The Igas and the IGF believe, however, that a thorough reform is “necessary”. In addition to the increasing cost of the system, the inspections suggest that its “social acceptability could decrease” and that it does not place enough emphasis on health prevention. Hence one of their proposals, suggesting providing two levels of ALD support rather than one, established according to the patient profile.

Less severely affected patients, who do not need very expensive care – for example diabetics without complications or injectable treatment – should generally pay a co-payment (a priori covered by their mutual insurance) like other insured persons. These patients with “level 1” ALD would not benefit from maximum coverage for their medical transport.

On the other hand, they would be exempt from co-payments for a certain number of “preventive acts”. The higher level of coverage “level 2” would focus on the most severe forms of pathologies and “particularly intensive and costly” treatments.

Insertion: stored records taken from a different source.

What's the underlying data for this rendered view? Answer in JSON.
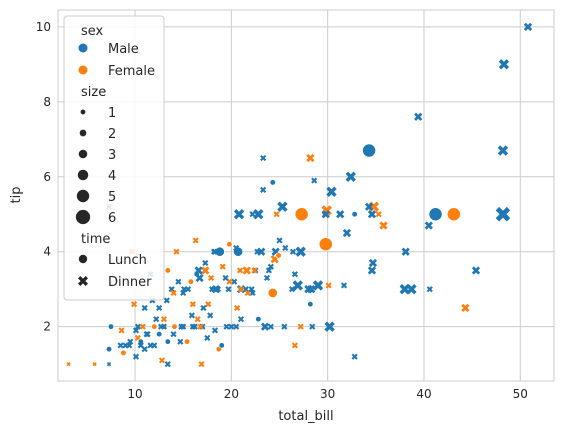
{
  "chart_data": {
    "type": "scatter",
    "xlabel": "total_bill",
    "ylabel": "tip",
    "xlim": [
      2.0,
      53.5
    ],
    "ylim": [
      0.55,
      10.45
    ],
    "xticks": [
      10,
      20,
      30,
      40,
      50
    ],
    "yticks": [
      2,
      4,
      6,
      8,
      10
    ],
    "grid": true,
    "legend_position": "top-left",
    "colors": {
      "Male": "#1f77b4",
      "Female": "#ff7f0e"
    },
    "legend": {
      "hue_title": "sex",
      "hue_items": [
        {
          "label": "Male",
          "color": "#1f77b4"
        },
        {
          "label": "Female",
          "color": "#ff7f0e"
        }
      ],
      "size_title": "size",
      "size_items": [
        {
          "label": "1",
          "size": 1
        },
        {
          "label": "2",
          "size": 2
        },
        {
          "label": "3",
          "size": 3
        },
        {
          "label": "4",
          "size": 4
        },
        {
          "label": "5",
          "size": 5
        },
        {
          "label": "6",
          "size": 6
        }
      ],
      "style_title": "time",
      "style_items": [
        {
          "label": "Lunch",
          "marker": "circle"
        },
        {
          "label": "Dinner",
          "marker": "x"
        }
      ]
    },
    "points": [
      [
        50.8,
        10.0,
        "Male",
        "Dinner",
        3
      ],
      [
        48.3,
        9.0,
        "Male",
        "Dinner",
        4
      ],
      [
        39.4,
        7.6,
        "Male",
        "Dinner",
        3
      ],
      [
        48.2,
        6.7,
        "Male",
        "Dinner",
        4
      ],
      [
        34.3,
        6.7,
        "Male",
        "Lunch",
        6
      ],
      [
        32.4,
        6.0,
        "Male",
        "Dinner",
        4
      ],
      [
        28.2,
        6.5,
        "Female",
        "Dinner",
        3
      ],
      [
        23.3,
        6.5,
        "Male",
        "Dinner",
        2
      ],
      [
        24.3,
        5.85,
        "Male",
        "Lunch",
        2
      ],
      [
        23.3,
        5.65,
        "Male",
        "Dinner",
        2
      ],
      [
        28.6,
        5.9,
        "Male",
        "Dinner",
        2
      ],
      [
        30.4,
        5.6,
        "Male",
        "Dinner",
        4
      ],
      [
        48.2,
        5.0,
        "Male",
        "Dinner",
        6
      ],
      [
        41.2,
        5.0,
        "Male",
        "Lunch",
        6
      ],
      [
        43.1,
        5.0,
        "Female",
        "Lunch",
        6
      ],
      [
        40.5,
        4.7,
        "Male",
        "Dinner",
        3
      ],
      [
        34.8,
        5.2,
        "Female",
        "Dinner",
        4
      ],
      [
        34.6,
        5.0,
        "Male",
        "Dinner",
        3
      ],
      [
        34.3,
        5.2,
        "Male",
        "Dinner",
        3
      ],
      [
        35.3,
        5.0,
        "Female",
        "Dinner",
        2
      ],
      [
        35.8,
        4.7,
        "Female",
        "Dinner",
        3
      ],
      [
        29.9,
        5.1,
        "Female",
        "Dinner",
        4
      ],
      [
        29.8,
        5.0,
        "Male",
        "Dinner",
        3
      ],
      [
        31.3,
        5.0,
        "Male",
        "Dinner",
        3
      ],
      [
        32.8,
        5.0,
        "Male",
        "Lunch",
        2
      ],
      [
        27.3,
        5.0,
        "Female",
        "Lunch",
        6
      ],
      [
        25.3,
        5.2,
        "Male",
        "Dinner",
        4
      ],
      [
        24.7,
        5.0,
        "Female",
        "Dinner",
        2
      ],
      [
        22.8,
        5.0,
        "Male",
        "Dinner",
        4
      ],
      [
        20.8,
        5.0,
        "Male",
        "Dinner",
        4
      ],
      [
        22.2,
        5.0,
        "Male",
        "Dinner",
        2
      ],
      [
        7.3,
        5.2,
        "Male",
        "Dinner",
        2
      ],
      [
        29.8,
        4.2,
        "Female",
        "Lunch",
        6
      ],
      [
        32.0,
        4.5,
        "Male",
        "Dinner",
        3
      ],
      [
        38.1,
        4.0,
        "Male",
        "Dinner",
        3
      ],
      [
        25.0,
        4.3,
        "Male",
        "Dinner",
        2
      ],
      [
        24.6,
        4.0,
        "Male",
        "Dinner",
        3
      ],
      [
        20.7,
        4.0,
        "Male",
        "Lunch",
        4
      ],
      [
        19.8,
        4.2,
        "Female",
        "Lunch",
        2
      ],
      [
        18.8,
        4.0,
        "Male",
        "Lunch",
        4
      ],
      [
        18.2,
        4.0,
        "Male",
        "Dinner",
        2
      ],
      [
        16.3,
        4.3,
        "Female",
        "Dinner",
        2
      ],
      [
        14.3,
        4.0,
        "Female",
        "Dinner",
        2
      ],
      [
        9.7,
        4.0,
        "Female",
        "Dinner",
        2
      ],
      [
        11.6,
        3.4,
        "Male",
        "Dinner",
        2
      ],
      [
        26.4,
        4.0,
        "Male",
        "Dinner",
        2
      ],
      [
        27.2,
        4.0,
        "Male",
        "Dinner",
        4
      ],
      [
        22.7,
        4.0,
        "Male",
        "Dinner",
        2
      ],
      [
        23.1,
        4.0,
        "Male",
        "Dinner",
        3
      ],
      [
        26.9,
        3.1,
        "Male",
        "Dinner",
        4
      ],
      [
        24.1,
        3.6,
        "Male",
        "Dinner",
        2
      ],
      [
        24.5,
        3.8,
        "Female",
        "Dinner",
        3
      ],
      [
        24.9,
        3.9,
        "Female",
        "Lunch",
        2
      ],
      [
        25.6,
        4.1,
        "Male",
        "Dinner",
        2
      ],
      [
        26.3,
        3.0,
        "Male",
        "Dinner",
        2
      ],
      [
        28.0,
        3.0,
        "Male",
        "Dinner",
        3
      ],
      [
        28.3,
        3.0,
        "Male",
        "Dinner",
        3
      ],
      [
        29.0,
        3.1,
        "Male",
        "Dinner",
        4
      ],
      [
        30.1,
        3.1,
        "Female",
        "Dinner",
        2
      ],
      [
        31.7,
        3.1,
        "Male",
        "Dinner",
        2
      ],
      [
        34.6,
        3.5,
        "Male",
        "Dinner",
        3
      ],
      [
        34.7,
        3.7,
        "Male",
        "Dinner",
        3
      ],
      [
        38.0,
        3.0,
        "Male",
        "Dinner",
        4
      ],
      [
        38.7,
        3.0,
        "Male",
        "Dinner",
        4
      ],
      [
        40.6,
        3.0,
        "Male",
        "Dinner",
        2
      ],
      [
        45.4,
        3.5,
        "Male",
        "Dinner",
        3
      ],
      [
        44.3,
        2.5,
        "Female",
        "Dinner",
        3
      ],
      [
        28.2,
        2.6,
        "Male",
        "Lunch",
        2
      ],
      [
        26.6,
        3.4,
        "Male",
        "Dinner",
        2
      ],
      [
        23.7,
        3.3,
        "Male",
        "Dinner",
        2
      ],
      [
        22.5,
        3.5,
        "Male",
        "Dinner",
        2
      ],
      [
        21.6,
        3.5,
        "Female",
        "Dinner",
        3
      ],
      [
        20.9,
        3.5,
        "Female",
        "Dinner",
        2
      ],
      [
        21.0,
        3.0,
        "Male",
        "Dinner",
        3
      ],
      [
        21.5,
        3.0,
        "Male",
        "Dinner",
        2
      ],
      [
        20.3,
        3.2,
        "Male",
        "Dinner",
        2
      ],
      [
        19.8,
        3.2,
        "Female",
        "Dinner",
        2
      ],
      [
        18.4,
        3.0,
        "Male",
        "Dinner",
        3
      ],
      [
        17.3,
        3.5,
        "Female",
        "Dinner",
        3
      ],
      [
        17.9,
        3.3,
        "Female",
        "Dinner",
        2
      ],
      [
        16.4,
        3.4,
        "Male",
        "Lunch",
        2
      ],
      [
        15.8,
        3.2,
        "Female",
        "Lunch",
        2
      ],
      [
        15.1,
        3.0,
        "Male",
        "Dinner",
        2
      ],
      [
        14.5,
        3.2,
        "Male",
        "Dinner",
        2
      ],
      [
        13.4,
        3.5,
        "Female",
        "Lunch",
        2
      ],
      [
        13.8,
        3.0,
        "Male",
        "Dinner",
        2
      ],
      [
        12.5,
        2.5,
        "Male",
        "Dinner",
        2
      ],
      [
        11.0,
        2.5,
        "Male",
        "Dinner",
        2
      ],
      [
        10.3,
        1.7,
        "Female",
        "Dinner",
        2
      ],
      [
        10.1,
        1.9,
        "Male",
        "Dinner",
        2
      ],
      [
        10.3,
        2.0,
        "Male",
        "Dinner",
        2
      ],
      [
        10.8,
        2.0,
        "Female",
        "Dinner",
        2
      ],
      [
        11.2,
        1.8,
        "Male",
        "Dinner",
        2
      ],
      [
        11.6,
        1.5,
        "Male",
        "Dinner",
        2
      ],
      [
        12.0,
        2.0,
        "Female",
        "Lunch",
        2
      ],
      [
        12.5,
        1.8,
        "Male",
        "Lunch",
        2
      ],
      [
        13.0,
        2.0,
        "Female",
        "Lunch",
        2
      ],
      [
        13.4,
        1.6,
        "Male",
        "Lunch",
        2
      ],
      [
        14.1,
        2.0,
        "Female",
        "Lunch",
        2
      ],
      [
        14.8,
        2.0,
        "Male",
        "Dinner",
        2
      ],
      [
        15.4,
        1.6,
        "Female",
        "Lunch",
        2
      ],
      [
        16.0,
        2.0,
        "Male",
        "Dinner",
        2
      ],
      [
        16.5,
        2.2,
        "Female",
        "Dinner",
        2
      ],
      [
        17.0,
        2.0,
        "Male",
        "Dinner",
        2
      ],
      [
        17.5,
        1.7,
        "Male",
        "Dinner",
        2
      ],
      [
        18.3,
        1.9,
        "Male",
        "Dinner",
        2
      ],
      [
        18.7,
        1.4,
        "Female",
        "Lunch",
        2
      ],
      [
        19.0,
        1.5,
        "Male",
        "Lunch",
        2
      ],
      [
        19.5,
        2.0,
        "Male",
        "Dinner",
        2
      ],
      [
        20.0,
        2.0,
        "Male",
        "Dinner",
        2
      ],
      [
        20.5,
        2.0,
        "Male",
        "Dinner",
        2
      ],
      [
        21.0,
        2.2,
        "Male",
        "Dinner",
        2
      ],
      [
        22.2,
        2.9,
        "Male",
        "Dinner",
        2
      ],
      [
        22.8,
        2.2,
        "Male",
        "Lunch",
        2
      ],
      [
        23.5,
        2.0,
        "Male",
        "Dinner",
        3
      ],
      [
        24.1,
        2.0,
        "Male",
        "Dinner",
        2
      ],
      [
        24.3,
        2.9,
        "Female",
        "Lunch",
        4
      ],
      [
        25.5,
        2.0,
        "Male",
        "Dinner",
        2
      ],
      [
        26.6,
        1.5,
        "Female",
        "Dinner",
        2
      ],
      [
        27.2,
        2.0,
        "Female",
        "Dinner",
        2
      ],
      [
        28.4,
        2.0,
        "Male",
        "Dinner",
        2
      ],
      [
        30.2,
        2.0,
        "Male",
        "Dinner",
        4
      ],
      [
        32.8,
        1.2,
        "Male",
        "Dinner",
        2
      ],
      [
        7.3,
        1.4,
        "Male",
        "Lunch",
        2
      ],
      [
        7.5,
        2.0,
        "Male",
        "Lunch",
        2
      ],
      [
        8.5,
        1.5,
        "Male",
        "Dinner",
        2
      ],
      [
        8.8,
        1.3,
        "Female",
        "Lunch",
        2
      ],
      [
        9.0,
        1.5,
        "Male",
        "Dinner",
        2
      ],
      [
        9.5,
        1.6,
        "Male",
        "Dinner",
        2
      ],
      [
        5.8,
        1.0,
        "Female",
        "Dinner",
        1
      ],
      [
        3.1,
        1.0,
        "Female",
        "Dinner",
        1
      ],
      [
        7.3,
        1.0,
        "Male",
        "Dinner",
        1
      ],
      [
        12.8,
        1.1,
        "Female",
        "Dinner",
        2
      ],
      [
        13.4,
        1.0,
        "Male",
        "Dinner",
        2
      ],
      [
        16.9,
        1.0,
        "Female",
        "Dinner",
        2
      ],
      [
        10.1,
        1.2,
        "Male",
        "Dinner",
        2
      ],
      [
        11.0,
        1.4,
        "Male",
        "Dinner",
        2
      ],
      [
        14.7,
        1.6,
        "Male",
        "Dinner",
        2
      ],
      [
        9.9,
        2.6,
        "Female",
        "Dinner",
        2
      ],
      [
        12.2,
        2.2,
        "Male",
        "Dinner",
        2
      ],
      [
        13.3,
        2.7,
        "Male",
        "Dinner",
        2
      ],
      [
        15.0,
        2.9,
        "Male",
        "Dinner",
        2
      ],
      [
        16.0,
        2.6,
        "Female",
        "Dinner",
        2
      ],
      [
        17.6,
        2.6,
        "Female",
        "Dinner",
        2
      ],
      [
        18.6,
        3.0,
        "Male",
        "Dinner",
        2
      ],
      [
        19.4,
        3.3,
        "Male",
        "Dinner",
        2
      ],
      [
        20.6,
        2.5,
        "Female",
        "Dinner",
        2
      ],
      [
        21.7,
        2.9,
        "Female",
        "Dinner",
        2
      ],
      [
        11.8,
        2.7,
        "Male",
        "Dinner",
        2
      ],
      [
        15.5,
        3.0,
        "Male",
        "Dinner",
        2
      ],
      [
        16.6,
        3.5,
        "Male",
        "Dinner",
        3
      ],
      [
        17.8,
        2.3,
        "Male",
        "Dinner",
        2
      ],
      [
        13.0,
        2.2,
        "Female",
        "Dinner",
        2
      ],
      [
        8.6,
        1.9,
        "Female",
        "Dinner",
        2
      ],
      [
        9.4,
        1.5,
        "Male",
        "Dinner",
        2
      ],
      [
        10.6,
        1.6,
        "Male",
        "Lunch",
        2
      ],
      [
        16.2,
        2.0,
        "Male",
        "Dinner",
        2
      ],
      [
        16.7,
        3.3,
        "Male",
        "Dinner",
        3
      ],
      [
        17.3,
        3.7,
        "Male",
        "Dinner",
        2
      ],
      [
        18.3,
        4.0,
        "Male",
        "Dinner",
        2
      ],
      [
        20.5,
        4.1,
        "Male",
        "Dinner",
        2
      ],
      [
        14.0,
        2.9,
        "Female",
        "Dinner",
        2
      ],
      [
        15.9,
        2.3,
        "Male",
        "Dinner",
        2
      ],
      [
        12.7,
        2.0,
        "Male",
        "Dinner",
        2
      ],
      [
        11.3,
        1.8,
        "Male",
        "Dinner",
        2
      ],
      [
        17.1,
        2.5,
        "Male",
        "Dinner",
        2
      ],
      [
        19.1,
        3.6,
        "Female",
        "Dinner",
        2
      ],
      [
        22.4,
        3.5,
        "Female",
        "Dinner",
        2
      ],
      [
        21.0,
        3.0,
        "Female",
        "Dinner",
        2
      ],
      [
        23.9,
        3.5,
        "Male",
        "Dinner",
        2
      ],
      [
        22.1,
        3.0,
        "Male",
        "Dinner",
        2
      ],
      [
        19.7,
        3.0,
        "Male",
        "Dinner",
        2
      ],
      [
        18.0,
        3.0,
        "Male",
        "Dinner",
        2
      ],
      [
        16.8,
        2.0,
        "Female",
        "Dinner",
        2
      ],
      [
        15.0,
        2.0,
        "Male",
        "Dinner",
        2
      ],
      [
        14.0,
        1.8,
        "Male",
        "Dinner",
        2
      ],
      [
        13.0,
        2.0,
        "Male",
        "Dinner",
        2
      ],
      [
        12.0,
        1.5,
        "Male",
        "Dinner",
        2
      ],
      [
        10.6,
        1.5,
        "Male",
        "Dinner",
        2
      ]
    ]
  }
}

The Igas and the IGF urge caution in assessing the cost of the proposed reform. If their recommendations were followed and the reform applied to all patients currently on long-term illness, more than 4 million insured persons could no longer benefit from the maximum level of coverage and would have to turn to their mutual insurance company to cover care currently covered by the Social Security.

The fact remains that specific care coverage for less severe chronic illnesses would also have a cost. So much so that the net gain could be in the order of 265 million euros per year. Not enough to fill the hole in Social Security. Even if the new system aims to strengthen prevention and thus avoid new expenses.